Getting 150 people through the door every hour also means there won’t be one ISS in the room; instead, several are required, all arranged in a Tetris-like configuration within Unreal Engine for maximum occupancy. And while the experience was created with free roaming at heart, there are still beats the producers want people to hit. Trigger points, for instance, are scattered throughout to make use of the exclusive footage.

The production makes uses of volumetric audio, captured along with the video, and hand tracking needed for object activations.

The production promises the VR-nauts will “feel the weightlessness of an astronaut,” although of course they are all on terra firma.

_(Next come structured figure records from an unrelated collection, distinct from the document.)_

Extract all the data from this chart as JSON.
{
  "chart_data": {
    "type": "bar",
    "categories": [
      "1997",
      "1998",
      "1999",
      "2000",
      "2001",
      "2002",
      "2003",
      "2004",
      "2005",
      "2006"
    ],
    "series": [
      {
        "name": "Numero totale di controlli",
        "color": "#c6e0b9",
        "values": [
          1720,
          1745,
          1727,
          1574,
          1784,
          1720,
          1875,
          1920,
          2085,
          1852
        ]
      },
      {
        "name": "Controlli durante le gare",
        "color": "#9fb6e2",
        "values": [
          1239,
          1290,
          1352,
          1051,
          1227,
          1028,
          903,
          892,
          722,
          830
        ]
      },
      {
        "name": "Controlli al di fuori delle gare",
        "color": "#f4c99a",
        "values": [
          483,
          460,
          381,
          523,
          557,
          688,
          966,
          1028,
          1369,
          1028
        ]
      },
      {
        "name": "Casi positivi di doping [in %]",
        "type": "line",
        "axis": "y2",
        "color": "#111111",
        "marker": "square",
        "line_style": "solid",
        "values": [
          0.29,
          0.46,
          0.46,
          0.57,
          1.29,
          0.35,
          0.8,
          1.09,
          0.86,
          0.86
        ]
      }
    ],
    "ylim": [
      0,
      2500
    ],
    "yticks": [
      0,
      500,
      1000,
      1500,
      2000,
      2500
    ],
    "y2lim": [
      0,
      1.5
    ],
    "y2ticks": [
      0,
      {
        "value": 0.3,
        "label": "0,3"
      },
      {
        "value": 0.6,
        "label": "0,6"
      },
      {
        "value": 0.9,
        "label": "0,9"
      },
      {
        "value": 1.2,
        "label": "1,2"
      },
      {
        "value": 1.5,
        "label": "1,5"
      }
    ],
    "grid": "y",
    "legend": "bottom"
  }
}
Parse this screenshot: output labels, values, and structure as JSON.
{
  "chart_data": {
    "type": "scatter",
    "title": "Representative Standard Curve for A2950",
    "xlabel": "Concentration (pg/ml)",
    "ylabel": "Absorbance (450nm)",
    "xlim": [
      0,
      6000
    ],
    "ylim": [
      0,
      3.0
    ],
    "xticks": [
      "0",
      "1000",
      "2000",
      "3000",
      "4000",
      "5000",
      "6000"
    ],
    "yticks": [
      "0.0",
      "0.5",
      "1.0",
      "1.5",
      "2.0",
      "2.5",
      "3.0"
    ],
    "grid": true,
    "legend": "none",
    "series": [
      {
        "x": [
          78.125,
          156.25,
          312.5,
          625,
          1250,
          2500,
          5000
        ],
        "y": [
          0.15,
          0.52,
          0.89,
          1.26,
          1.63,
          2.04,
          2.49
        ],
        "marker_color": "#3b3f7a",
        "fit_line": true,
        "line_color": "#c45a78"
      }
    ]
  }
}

To keep them from feeling unnerved by the experience the makers say the floor is essential. “We feel grounded when there’s actual ground beneath us, so we made sure to build that into Unreal,” says Raphaël. “The same grid is inside the ISS, but it’s much bigger outside to bring people comfort. It’s very stylized and still lets us show the stars below, so you have a good balance between a necessary device and

Adults are charged $50 for an hour-long experience, 35 minutes of which is in VR. Then there’s a chance to following the astronauts outside where they work on the space station. The goal is to give the viewer something very few people on Earth have ever experienced — access to the “Overview Effect.”

This is a shift in awareness that astronauts report when they see Earth for the first time in space and could be the highlight of the show.

The rest of the hour is padded with a specially commissioned art exhibit by Ryoji Ikeda.

After Montreal, the exhibit travels to Houston, New York, Boston, Chicago, Toronto, Vancouver, and Los Angeles.

It is the latest in a long series of marketing initiatives by NASA as it seeks to build public enthusiasm for upcoming expensive missions to the moon and Mars.